The goal is: AI becomes a context, not an event.
2. Use AI as a mirror first, not a genius
When you don’t know what to ask, try this:
“Here’s what I’m working on / stressed about today: [dump it out messily].
Help me:
- Name the 3 main problems I actually have
- Suggest 3 concrete ways you could help with each problem.”
This does 2 things:
- It turns vague stress into specific tasks
- It lets the AI propose use cases instead of you guessing
If the suggestions feel off, reply:
“No, that’s not it. These are closer to what I actually need: [clarify]. Try again.”
This back‑and‑forth is the real “prompt engineering.”
3. Build 3 “default prompts” that fit you
Skip the giant prompt sheets. Just craft three that you reuse and tweak:
-
Work prompt:
“You are my work assistant. My role: [role]. My current task: [task]. I have [time] minutes. Give me:- A rough draft
- 3 ways to improve it
- The fastest version if I’m in a rush.”
-
Study prompt:
“You are my tutor. I know this much: [what you know]. I’m stuck on: [what’s confusing].
Explain in 2 passes: first simple, then detailed, with 2 checks to make sure I actually get it.” -
Life prompt:
“You are my life admin assistant. My current mess: [dump].
Turn it into:- A short list of priorities
- 1 thing I can finish in 20 minutes
- 1 thing I can safely ignore for now.”
Save those in a notes app and keep pasting them. Iterate slowly.
4. Don’t chase “perfect prompts,” chase better follow‑ups
The first output is rarely the one you should use. The skill is the second and third message.
Examples of powerful follow‑ups:
- “Shorter, keep only practical stuff.”
- “Give me 2 totally different versions.”
- “You misunderstood. The real constraint is X, not Y. Try again.”
- “Show me step 1 only. Don’t move to step 2 until I say so.”
Think of it less like “prompt engineering” and more like “arguing with a very fast coworker.”
5. Use AI for “thinking out loud,” not just finished stuff
Most people only use AI at the end: “Write the email, summarize the docs.”
Try using it mid‑thought:
- “I have 3 half‑baked ideas. Help me see pros/cons and which one to drop.”
- “I’m procrastinating on this task. Ask me questions until we figure out why.”
- “I need to explain this to my boss. Ask me what you need to know to write a clear explanation.”
Let the model interrogate you a bit. That reduces the “I don’t know what to ask” feeling.

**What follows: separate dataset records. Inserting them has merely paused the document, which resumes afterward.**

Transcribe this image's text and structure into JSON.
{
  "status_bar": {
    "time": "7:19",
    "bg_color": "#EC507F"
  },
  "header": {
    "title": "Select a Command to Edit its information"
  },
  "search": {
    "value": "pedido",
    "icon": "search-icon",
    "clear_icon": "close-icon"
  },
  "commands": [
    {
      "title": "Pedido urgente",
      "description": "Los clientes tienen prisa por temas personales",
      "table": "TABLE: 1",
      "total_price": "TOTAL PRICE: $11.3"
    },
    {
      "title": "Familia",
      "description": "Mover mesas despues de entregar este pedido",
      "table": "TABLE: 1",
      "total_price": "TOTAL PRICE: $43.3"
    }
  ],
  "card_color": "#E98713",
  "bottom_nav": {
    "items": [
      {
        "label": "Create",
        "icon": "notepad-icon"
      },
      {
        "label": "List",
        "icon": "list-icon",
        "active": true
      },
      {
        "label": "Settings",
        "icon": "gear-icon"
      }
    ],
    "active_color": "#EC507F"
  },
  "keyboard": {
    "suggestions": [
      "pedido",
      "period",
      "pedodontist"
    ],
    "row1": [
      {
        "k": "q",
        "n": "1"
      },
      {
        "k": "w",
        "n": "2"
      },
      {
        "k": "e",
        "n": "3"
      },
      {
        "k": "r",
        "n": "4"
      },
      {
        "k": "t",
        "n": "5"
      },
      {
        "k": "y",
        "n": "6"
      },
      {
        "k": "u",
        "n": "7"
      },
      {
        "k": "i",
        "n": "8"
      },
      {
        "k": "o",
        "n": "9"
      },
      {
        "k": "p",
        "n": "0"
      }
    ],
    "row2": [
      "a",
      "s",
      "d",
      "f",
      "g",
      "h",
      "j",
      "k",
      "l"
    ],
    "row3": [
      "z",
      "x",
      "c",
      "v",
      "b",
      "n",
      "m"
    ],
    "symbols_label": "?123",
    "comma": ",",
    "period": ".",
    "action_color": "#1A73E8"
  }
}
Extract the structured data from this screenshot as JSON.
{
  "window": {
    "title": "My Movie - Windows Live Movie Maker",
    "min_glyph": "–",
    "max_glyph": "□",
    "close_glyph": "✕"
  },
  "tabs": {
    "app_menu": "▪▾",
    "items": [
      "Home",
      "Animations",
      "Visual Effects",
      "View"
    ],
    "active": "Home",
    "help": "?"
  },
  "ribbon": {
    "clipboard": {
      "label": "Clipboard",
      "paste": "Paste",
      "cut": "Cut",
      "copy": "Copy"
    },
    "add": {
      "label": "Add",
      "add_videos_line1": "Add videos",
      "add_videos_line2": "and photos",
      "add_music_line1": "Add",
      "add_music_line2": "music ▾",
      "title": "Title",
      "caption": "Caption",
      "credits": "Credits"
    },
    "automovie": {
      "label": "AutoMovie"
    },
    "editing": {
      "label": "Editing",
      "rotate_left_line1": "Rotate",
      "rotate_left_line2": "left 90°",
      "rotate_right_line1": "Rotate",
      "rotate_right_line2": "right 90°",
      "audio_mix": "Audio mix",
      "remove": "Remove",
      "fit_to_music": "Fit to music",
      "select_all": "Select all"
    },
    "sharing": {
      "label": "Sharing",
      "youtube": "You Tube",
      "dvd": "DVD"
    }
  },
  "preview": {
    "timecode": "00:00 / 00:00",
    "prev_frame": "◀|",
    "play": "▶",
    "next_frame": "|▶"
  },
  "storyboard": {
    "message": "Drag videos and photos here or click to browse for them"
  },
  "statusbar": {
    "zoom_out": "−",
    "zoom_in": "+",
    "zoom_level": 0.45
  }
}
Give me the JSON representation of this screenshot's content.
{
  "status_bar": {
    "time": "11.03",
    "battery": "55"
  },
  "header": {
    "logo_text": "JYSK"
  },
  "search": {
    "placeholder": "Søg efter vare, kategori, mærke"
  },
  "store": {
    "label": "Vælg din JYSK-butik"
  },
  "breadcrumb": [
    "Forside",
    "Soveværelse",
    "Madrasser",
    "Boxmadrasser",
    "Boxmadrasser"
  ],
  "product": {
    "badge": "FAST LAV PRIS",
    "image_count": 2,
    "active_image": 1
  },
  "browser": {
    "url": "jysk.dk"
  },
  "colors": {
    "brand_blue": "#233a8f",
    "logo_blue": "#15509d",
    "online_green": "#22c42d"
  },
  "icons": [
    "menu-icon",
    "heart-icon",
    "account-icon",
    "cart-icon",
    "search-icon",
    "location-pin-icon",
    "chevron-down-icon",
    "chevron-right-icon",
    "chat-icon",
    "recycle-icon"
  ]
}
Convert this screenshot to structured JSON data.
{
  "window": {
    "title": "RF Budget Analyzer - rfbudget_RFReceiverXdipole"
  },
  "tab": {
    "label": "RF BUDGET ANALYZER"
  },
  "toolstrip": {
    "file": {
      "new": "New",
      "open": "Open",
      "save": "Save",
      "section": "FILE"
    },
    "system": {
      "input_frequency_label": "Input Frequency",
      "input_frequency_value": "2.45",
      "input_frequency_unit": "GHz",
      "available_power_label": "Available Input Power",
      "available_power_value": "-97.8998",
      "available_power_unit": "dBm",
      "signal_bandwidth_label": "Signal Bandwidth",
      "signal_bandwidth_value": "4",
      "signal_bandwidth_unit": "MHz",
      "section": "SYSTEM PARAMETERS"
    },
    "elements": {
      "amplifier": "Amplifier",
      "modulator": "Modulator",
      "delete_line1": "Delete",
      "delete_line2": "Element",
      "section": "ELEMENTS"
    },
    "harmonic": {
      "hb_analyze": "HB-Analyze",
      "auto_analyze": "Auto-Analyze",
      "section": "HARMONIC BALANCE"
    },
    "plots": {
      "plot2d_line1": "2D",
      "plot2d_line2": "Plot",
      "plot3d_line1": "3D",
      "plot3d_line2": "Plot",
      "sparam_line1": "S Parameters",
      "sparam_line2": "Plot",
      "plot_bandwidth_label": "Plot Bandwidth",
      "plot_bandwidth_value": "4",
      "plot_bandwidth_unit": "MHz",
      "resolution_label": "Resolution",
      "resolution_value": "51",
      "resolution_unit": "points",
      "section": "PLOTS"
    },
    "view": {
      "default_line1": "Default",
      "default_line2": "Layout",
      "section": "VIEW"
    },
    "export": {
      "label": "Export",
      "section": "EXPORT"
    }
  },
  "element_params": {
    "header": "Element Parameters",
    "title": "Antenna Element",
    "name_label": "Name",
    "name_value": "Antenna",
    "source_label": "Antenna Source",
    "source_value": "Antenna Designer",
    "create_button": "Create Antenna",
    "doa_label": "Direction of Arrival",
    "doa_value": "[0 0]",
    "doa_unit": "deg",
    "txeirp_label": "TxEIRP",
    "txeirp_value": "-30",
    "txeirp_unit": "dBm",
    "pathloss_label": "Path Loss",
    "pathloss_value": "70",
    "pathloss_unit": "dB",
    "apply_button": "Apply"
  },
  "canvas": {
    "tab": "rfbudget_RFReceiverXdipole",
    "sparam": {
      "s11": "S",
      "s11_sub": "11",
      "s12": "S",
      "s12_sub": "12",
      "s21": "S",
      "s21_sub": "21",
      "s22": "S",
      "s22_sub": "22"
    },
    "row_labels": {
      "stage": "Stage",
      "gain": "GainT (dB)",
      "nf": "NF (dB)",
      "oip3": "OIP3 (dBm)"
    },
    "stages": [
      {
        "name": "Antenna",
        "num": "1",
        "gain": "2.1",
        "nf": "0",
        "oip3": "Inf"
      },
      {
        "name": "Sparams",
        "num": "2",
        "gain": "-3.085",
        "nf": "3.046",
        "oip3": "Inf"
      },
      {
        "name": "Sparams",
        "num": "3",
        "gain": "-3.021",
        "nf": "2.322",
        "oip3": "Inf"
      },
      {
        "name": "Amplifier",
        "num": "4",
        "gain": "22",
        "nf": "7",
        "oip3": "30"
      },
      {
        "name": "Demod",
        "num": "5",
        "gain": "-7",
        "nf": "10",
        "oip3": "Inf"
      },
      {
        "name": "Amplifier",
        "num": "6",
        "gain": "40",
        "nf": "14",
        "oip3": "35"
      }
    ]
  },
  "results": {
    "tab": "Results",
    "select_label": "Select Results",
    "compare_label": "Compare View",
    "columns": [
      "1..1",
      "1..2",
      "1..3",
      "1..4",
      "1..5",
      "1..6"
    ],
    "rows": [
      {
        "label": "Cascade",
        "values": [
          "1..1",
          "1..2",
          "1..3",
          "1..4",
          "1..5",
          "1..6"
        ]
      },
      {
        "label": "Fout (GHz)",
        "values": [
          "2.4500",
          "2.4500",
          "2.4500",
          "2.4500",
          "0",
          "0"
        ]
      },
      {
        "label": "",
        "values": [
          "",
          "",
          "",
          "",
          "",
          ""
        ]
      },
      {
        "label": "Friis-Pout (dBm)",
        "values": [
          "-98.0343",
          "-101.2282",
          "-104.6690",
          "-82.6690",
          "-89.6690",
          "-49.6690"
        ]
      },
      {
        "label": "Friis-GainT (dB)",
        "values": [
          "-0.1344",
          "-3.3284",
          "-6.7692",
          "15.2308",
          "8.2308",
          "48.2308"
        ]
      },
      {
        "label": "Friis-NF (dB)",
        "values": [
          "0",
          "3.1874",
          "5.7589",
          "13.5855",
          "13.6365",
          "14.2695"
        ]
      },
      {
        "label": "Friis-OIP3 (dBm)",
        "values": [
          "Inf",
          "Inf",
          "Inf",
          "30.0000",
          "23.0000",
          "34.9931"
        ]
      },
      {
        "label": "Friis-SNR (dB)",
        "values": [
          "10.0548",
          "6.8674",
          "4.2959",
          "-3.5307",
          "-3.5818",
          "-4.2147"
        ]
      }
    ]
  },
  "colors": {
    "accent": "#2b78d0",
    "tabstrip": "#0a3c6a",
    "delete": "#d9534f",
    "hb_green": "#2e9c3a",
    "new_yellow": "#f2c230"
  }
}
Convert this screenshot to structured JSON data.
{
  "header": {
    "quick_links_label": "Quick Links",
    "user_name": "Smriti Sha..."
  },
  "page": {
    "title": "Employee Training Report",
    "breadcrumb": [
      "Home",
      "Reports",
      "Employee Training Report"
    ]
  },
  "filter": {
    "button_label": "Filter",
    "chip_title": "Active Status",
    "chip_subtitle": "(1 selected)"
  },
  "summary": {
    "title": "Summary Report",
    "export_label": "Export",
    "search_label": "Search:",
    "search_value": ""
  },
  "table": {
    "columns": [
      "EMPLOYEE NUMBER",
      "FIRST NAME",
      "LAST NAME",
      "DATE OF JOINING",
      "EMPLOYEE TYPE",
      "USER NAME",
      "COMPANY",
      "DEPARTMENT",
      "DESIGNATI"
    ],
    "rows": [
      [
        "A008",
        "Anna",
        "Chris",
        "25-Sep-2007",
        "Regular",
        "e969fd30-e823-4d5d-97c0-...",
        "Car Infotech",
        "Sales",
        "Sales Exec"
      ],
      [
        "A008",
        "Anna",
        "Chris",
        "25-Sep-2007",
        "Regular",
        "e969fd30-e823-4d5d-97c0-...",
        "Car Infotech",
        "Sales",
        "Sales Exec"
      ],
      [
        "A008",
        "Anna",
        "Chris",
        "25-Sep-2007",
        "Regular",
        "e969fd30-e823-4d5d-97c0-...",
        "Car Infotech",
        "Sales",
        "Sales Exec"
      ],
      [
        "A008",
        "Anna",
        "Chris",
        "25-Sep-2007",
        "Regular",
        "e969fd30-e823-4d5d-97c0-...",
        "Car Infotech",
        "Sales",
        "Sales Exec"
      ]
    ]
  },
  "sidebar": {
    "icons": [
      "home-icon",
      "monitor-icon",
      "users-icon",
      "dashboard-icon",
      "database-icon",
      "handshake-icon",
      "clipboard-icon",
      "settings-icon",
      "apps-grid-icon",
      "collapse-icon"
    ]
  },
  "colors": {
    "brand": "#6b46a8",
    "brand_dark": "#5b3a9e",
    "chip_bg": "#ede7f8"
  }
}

6. Guardrails so you don’t get overwhelmed
Instead of “I’ll try AI for everything,” set 3 constraints:
- Time limit: “I stop after 10–15 minutes per session.”
- Output limit: “If it gives more than 10 bullets, I ask it to shrink.”
- Complexity limit: “If I feel lost, I say: ‘Simplify to 3 steps, no jargon.’”
Literally type:
“I’m feeling overwhelmed. Rephrase this in 5 short bullets and 1 next action.”
If the tool isn’t making your life simpler, push back on it.
7. Where I think people waste the most time
Stuff I’d personally avoid at the beginning (mild disagreement with the “use it for everything” vibe):
- Overusing it for creative work if you enjoy the process
- Letting it rewrite everything you write, so you lose your own voice
- Letting it give you 50 options when you only needed 3
Better to use it for:
- Boring formatting
- Translations of your ideas into “professional” or “clear” language
- Structural help: outlines, checklists, order of operations
8. A 3‑day mini plan that doesn’t feel like homework
-
Day 1: Only use AI to clean up things you already wrote
- Emails, messages, notes
Example: “Fix this to be clear, but keep my tone: [text].”
- Emails, messages, notes
-
Day 2: Only use AI to plan one thing
- Your day, a study session, a workout plan, a weekend project
Example: “I have 2 hours to study [topic]. Create a schedule with 10‑minute blocks.”
- Your day, a study session, a workout plan, a weekend project
-
Day 3: Only use AI to explain and quiz
- Pick ONE topic you care about.
Example: “Explain this like I’m rusty but not a total beginner, then quiz me with 5 questions.”
- Pick ONE topic you care about.
After those three days, you’ll have a feel for:
- What actually helps you
- What feels like noise
- When you prefer doing it yourself
From there, ignore all hype and just keep the 2–3 use cases that genuinely reduce friction in your day. Everything else can wait.